これらに加え、ホームページによる受注にも力を入れている。
「いろいろなお問合せを頂く中で、お客様から教えられることも多くあります。最近お取引いただいた案件は、東北地方のスキー場で使われるゴンドラを吊るす部品の受注でした。そのお客様は東北地方で機械加工をされているのですが、鍛造メーカーとの取引はほとんど無く、インターネットで鍛造メーカーを探していたところ、弊社のホームページを見つけ、製造業の集積地・名古屋で80年鍛造をしているところに魅力を感じて頂きました。
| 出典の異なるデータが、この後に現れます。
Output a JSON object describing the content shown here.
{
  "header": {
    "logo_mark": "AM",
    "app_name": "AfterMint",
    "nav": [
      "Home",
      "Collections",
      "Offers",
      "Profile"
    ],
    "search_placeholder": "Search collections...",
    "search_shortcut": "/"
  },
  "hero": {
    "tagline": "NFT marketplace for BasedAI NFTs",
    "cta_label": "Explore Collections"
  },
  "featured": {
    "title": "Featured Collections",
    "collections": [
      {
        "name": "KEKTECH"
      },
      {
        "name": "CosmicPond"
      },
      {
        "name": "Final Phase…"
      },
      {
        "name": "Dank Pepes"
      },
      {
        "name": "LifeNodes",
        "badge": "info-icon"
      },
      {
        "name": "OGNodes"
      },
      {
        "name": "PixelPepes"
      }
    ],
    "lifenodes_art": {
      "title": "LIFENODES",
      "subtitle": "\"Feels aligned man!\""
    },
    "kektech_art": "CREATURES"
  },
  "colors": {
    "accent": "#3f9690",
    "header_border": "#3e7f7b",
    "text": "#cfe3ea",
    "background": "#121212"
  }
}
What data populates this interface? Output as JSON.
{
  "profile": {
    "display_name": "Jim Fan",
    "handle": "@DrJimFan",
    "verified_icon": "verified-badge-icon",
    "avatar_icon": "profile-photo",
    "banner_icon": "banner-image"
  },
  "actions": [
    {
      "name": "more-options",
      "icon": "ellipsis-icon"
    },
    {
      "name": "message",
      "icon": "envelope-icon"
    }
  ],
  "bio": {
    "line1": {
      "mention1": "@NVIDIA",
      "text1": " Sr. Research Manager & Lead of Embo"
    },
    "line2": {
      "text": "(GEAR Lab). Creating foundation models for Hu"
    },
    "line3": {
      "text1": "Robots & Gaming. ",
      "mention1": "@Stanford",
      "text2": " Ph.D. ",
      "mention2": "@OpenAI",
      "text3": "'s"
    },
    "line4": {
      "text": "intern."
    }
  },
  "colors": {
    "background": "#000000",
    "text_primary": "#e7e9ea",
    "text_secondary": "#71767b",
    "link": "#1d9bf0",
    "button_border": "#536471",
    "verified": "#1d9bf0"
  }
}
今までの事業からすると、かけ離れた感じがしましたが、よくよく考えてみればゴンドラ部品と送電用架線金具には「重量物を連結する・吊るす」という共通点があることに気づきました。今までは、お客様の事業分野にとらわれ製品の要素・仕様用途については目を向けていませんでした。切り口を変えることにより販路は一気に広がることが分かってきました。今後はこうしたユーザー目線で『機能面』からの需要開拓をめざして行きたいと考えています。」と今後の展開を語る平松社長である。